Aku malah melakukan hal yang sangat alienisme—atau asing, yakni menuliskan inisial namaku di meja Aila. Itu kulakukan saat kelas Aila sedang pelajaran olahraga. Aku ingin berkenalan dengannya, tapi tak tahu harus bagaimana. Aku hanya berharap dia membaca dan mengingat inisial namaku yang kutulis cukup besar di mejanya. Pakai spidol permanen. Ya, yah, aku tahu... ini perilaku kekanakan dan sangat aneh. Mungkin beberapa menggolongkan perilakuku dengan tindakan vandalisme.
            “A.G.N. Gitu? Ahahaha..!” Wahyu hanya menertawaiku.
            “Udah jangan ketawa!” Aku memasang wajah kusut.
            “Mau sampai kapan lo kayak kucing malu-malu gitu, Gin! Hahaha...” Wahyu terus tertawa. Menganggap aku hanyalah anak cowok melankolis. Angga Ginan Narartrama, namaku memang terdengar melankolis.

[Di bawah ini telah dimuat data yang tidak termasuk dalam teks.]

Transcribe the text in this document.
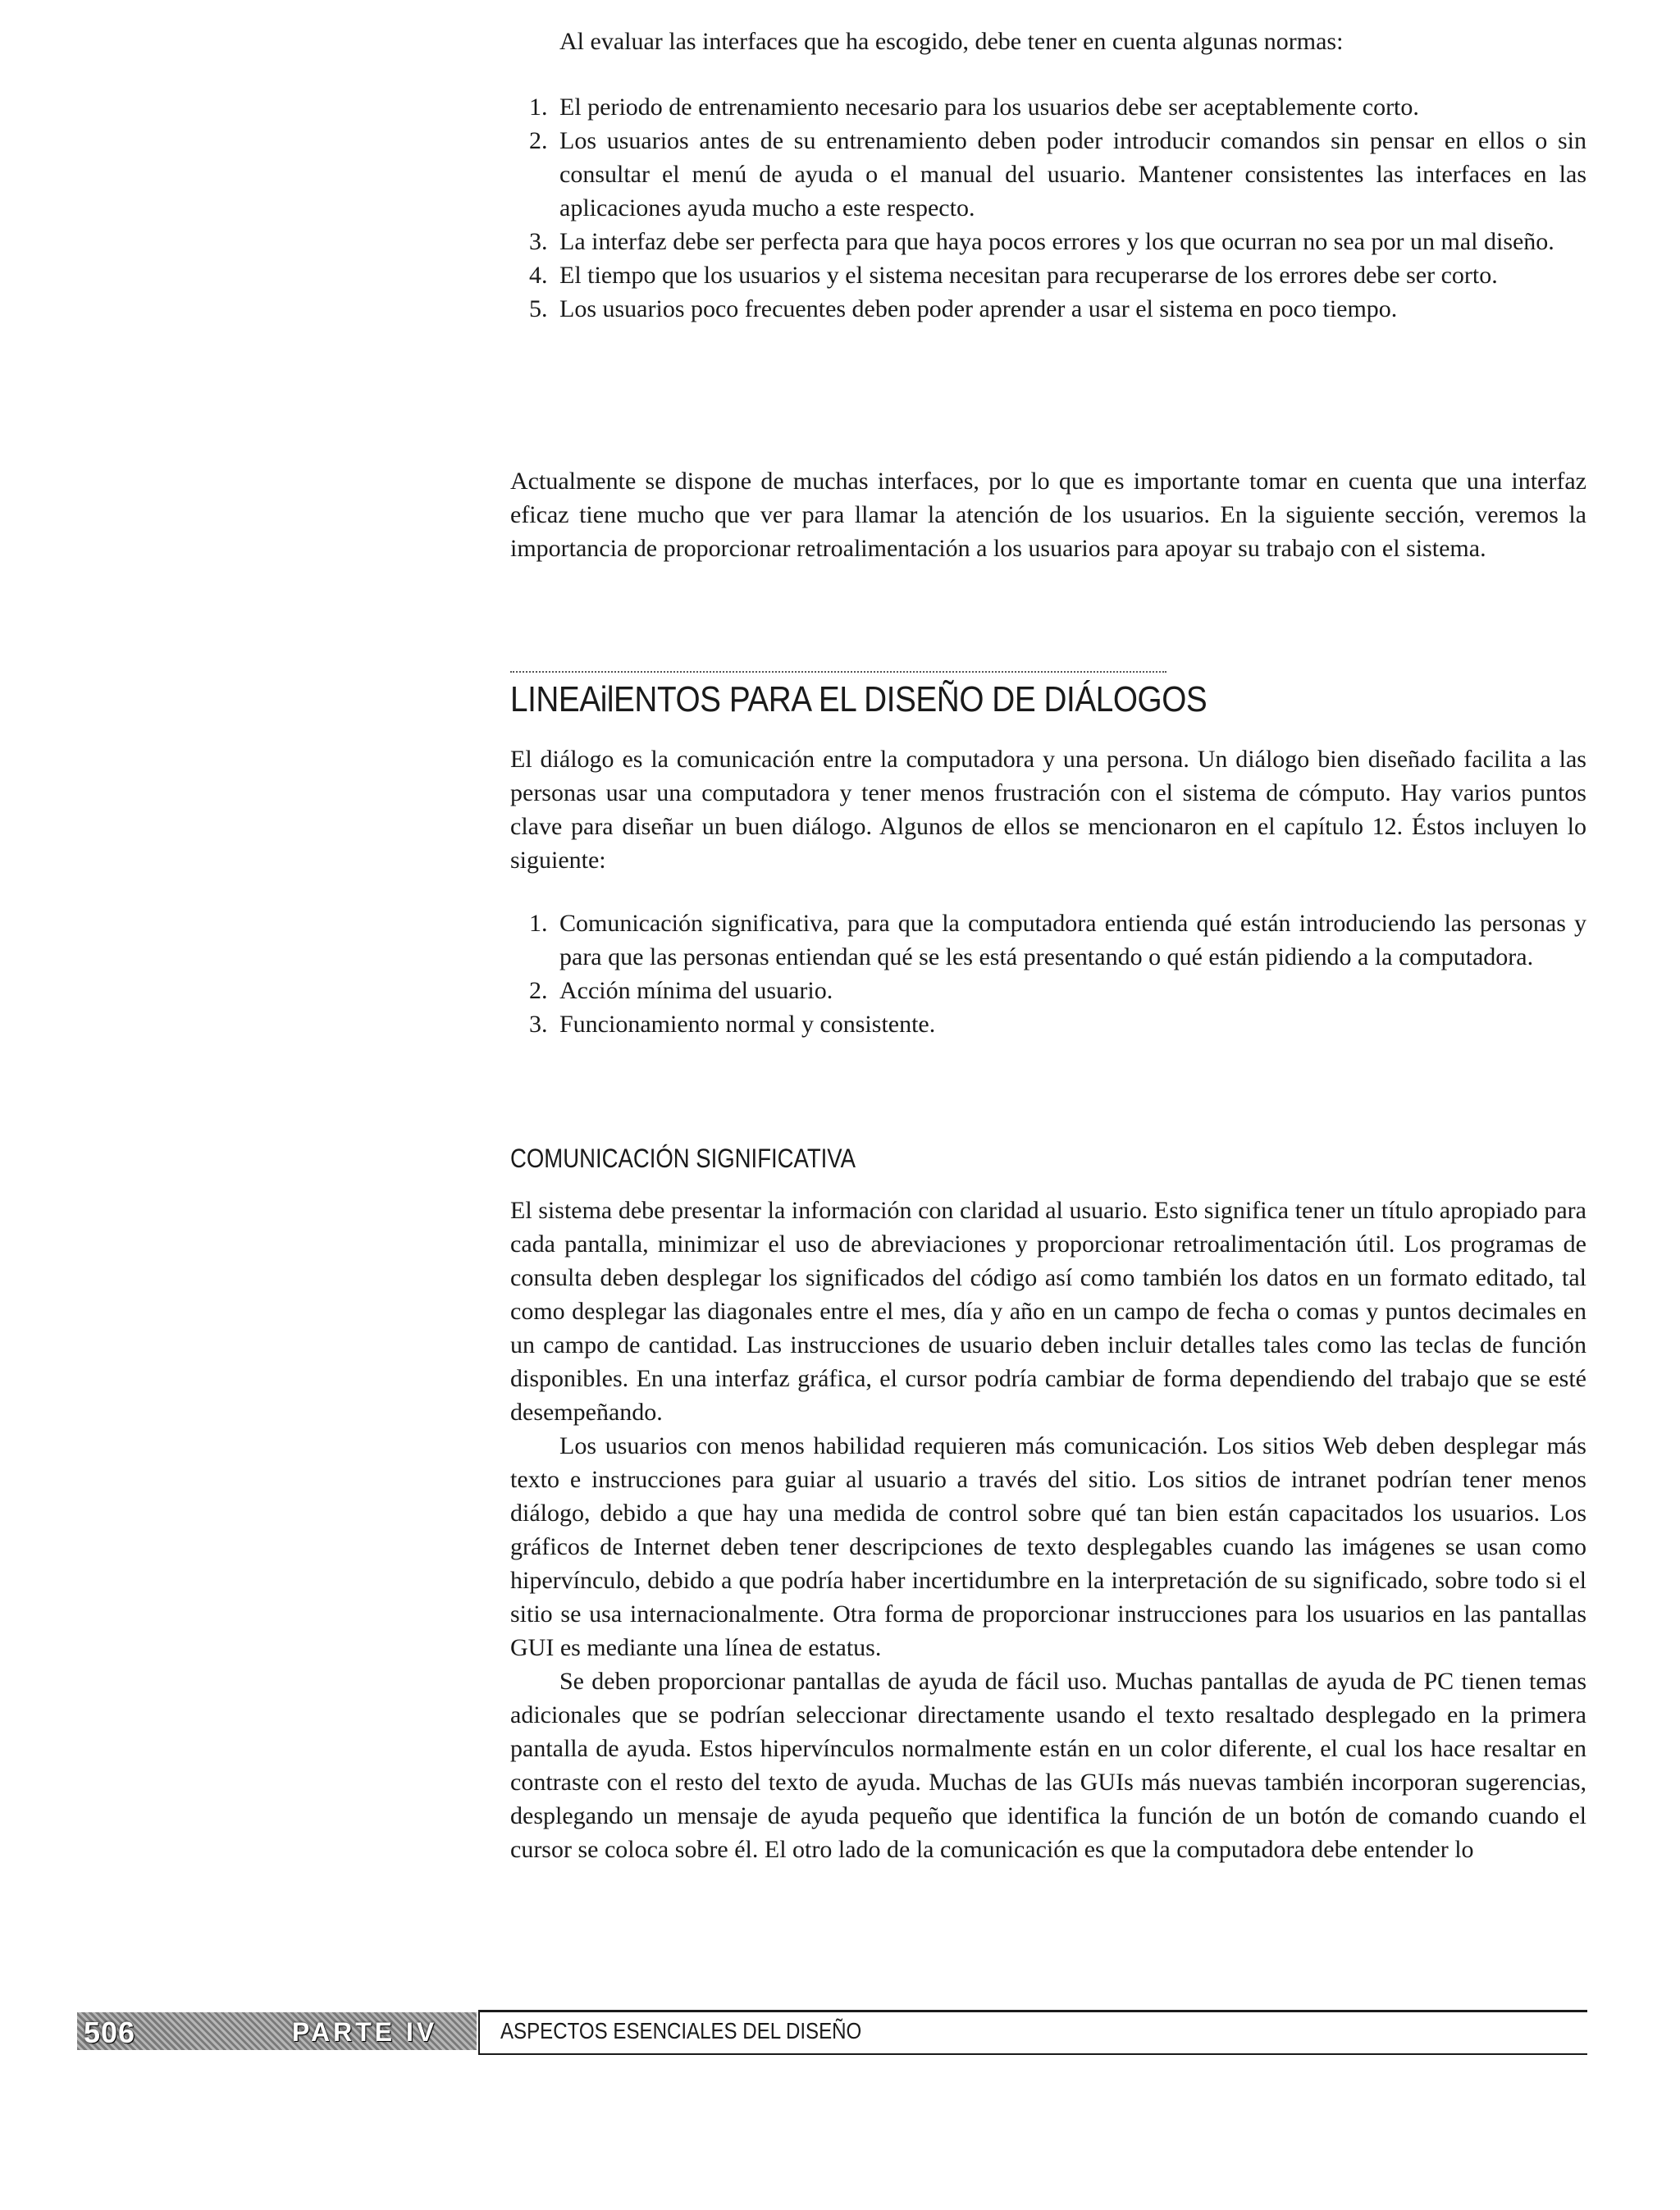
Al evaluar las interfaces que ha escogido, debe tener en cuenta algunas normas:

1. El periodo de entrenamiento necesario para los usuarios debe ser aceptablemente corto.
2. Los usuarios antes de su entrenamiento deben poder introducir comandos sin pensar en ellos o sin consultar el menú de ayuda o el manual del usuario. Mantener consistentes las interfaces en las aplicaciones ayuda mucho a este respecto.
3. La interfaz debe ser perfecta para que haya pocos errores y los que ocurran no sea por un mal diseño.
4. El tiempo que los usuarios y el sistema necesitan para recuperarse de los errores debe ser corto.
5. Los usuarios poco frecuentes deben poder aprender a usar el sistema en poco tiempo.

Actualmente se dispone de muchas interfaces, por lo que es importante tomar en cuenta que una interfaz eficaz tiene mucho que ver para llamar la atención de los usuarios. En la siguiente sección, veremos la importancia de proporcionar retroalimentación a los usuarios para apoyar su trabajo con el sistema.

LINEAilENTOS PARA EL DISEÑO DE DIÁLOGOS

El diálogo es la comunicación entre la computadora y una persona. Un diálogo bien diseñado facilita a las personas usar una computadora y tener menos frustración con el sistema de cómputo. Hay varios puntos clave para diseñar un buen diálogo. Algunos de ellos se mencionaron en el capítulo 12. Éstos incluyen lo siguiente:

1. Comunicación significativa, para que la computadora entienda qué están introduciendo las personas y para que las personas entiendan qué se les está presentando o qué están pidiendo a la computadora.
2. Acción mínima del usuario.
3. Funcionamiento normal y consistente.
COMUNICACIÓN SIGNIFICATIVA

El sistema debe presentar la información con claridad al usuario. Esto significa tener un título apropiado para cada pantalla, minimizar el uso de abreviaciones y proporcionar retroalimentación útil. Los programas de consulta deben desplegar los significados del código así como también los datos en un formato editado, tal como desplegar las diagonales entre el mes, día y año en un campo de fecha o comas y puntos decimales en un campo de cantidad. Las instrucciones de usuario deben incluir detalles tales como las teclas de función disponibles. En una interfaz gráfica, el cursor podría cambiar de forma dependiendo del trabajo que se esté desempeñando.

Los usuarios con menos habilidad requieren más comunicación. Los sitios Web deben desplegar más texto e instrucciones para guiar al usuario a través del sitio. Los sitios de intranet podrían tener menos diálogo, debido a que hay una medida de control sobre qué tan bien están capacitados los usuarios. Los gráficos de Internet deben tener descripciones de texto desplegables cuando las imágenes se usan como hipervínculo, debido a que podría haber incertidumbre en la interpretación de su significado, sobre todo si el sitio se usa internacionalmente. Otra forma de proporcionar instrucciones para los usuarios en las pantallas GUI es mediante una línea de estatus.

Se deben proporcionar pantallas de ayuda de fácil uso. Muchas pantallas de ayuda de PC tienen temas adicionales que se podrían seleccionar directamente usando el texto resaltado desplegado en la primera pantalla de ayuda. Estos hipervínculos normalmente están en un color diferente, el cual los hace resaltar en contraste con el resto del texto de ayuda. Muchas de las GUIs más nuevas también incorporan sugerencias, desplegando un mensaje de ayuda pequeño que identifica la función de un botón de comando cuando el cursor se coloca sobre él. El otro lado de la comunicación es que la computadora debe entender lo

506	PARTE IV	ASPECTOS ESENCIALES DEL DISEÑO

            “Kenapa gak kenalan aja sih?” tanya Wahyu menambahkan. Dia mulai menatapku dengan serius. Aku pun mulai merenung dengan serius.
            Iya, yah. Aku juga menanyakan tentang hal itu. Kenapa aku tak berani, padahal hanya untuk berkenalan dengan Aila?
*
            Ada hal yang spesial mengapa aku bisa suka pada Aila (hanya spesial menurutku saja). Setelah aku lulus SMP, aku segera mendaftar personal ke SMA terdekat dari rumahku. Aku ketinggalan program kolektif, jadi aku melakukan semua prosesnya sendiri.
            Dan disaat daftar ulang, tepat di hari itu, aku duduk bersebelahan dengan Aila. Aku mengetahui namanya karena tertera pada map berwarna kuning yang dibawanya.
            “Kamu sendirian?” Aila coba bertanya pada cowok disebelahnya (baca: Aku)
            “Iya.” Aku menjawab gugup.
            “Sudah lengkap berkas-berkasnya?” tanyanya lagi.
            “Kayaknya sudah.” Aku langsung memeriksa kembali berkas, padahal aku sangat gugup karenanya.
            “Oke.” Aila tersenyum, membuat hatiku kembali berdesir. Aku menatapnya sesaat untuk beberapa detik. Lalu menunduk. Merasa detik selanjutnya akan benar-benar membuatku gugup.
Aku dan Aila lalu melakukan proses pendaftaran dengan saling diam.
Aila juga ternyata melakukan semuanya sendirian. Tapi banyak pihak panitia yang menyapanya, lalu akupun mengetahui dia adalah putri dari Kepala Sekolah, yang daftar ulang sendirian.
            Saat itu aku tertolong karena disangka temannya Aila. Namun sampai semuanya berakhir lancar, aku dan dia hanya saling mengangguk lalu berpisah.
Aku tak tahu apakah sudah berkenalan dengannya atau tidak. Mungkin ini hanyalah perkenalan sepihak saja.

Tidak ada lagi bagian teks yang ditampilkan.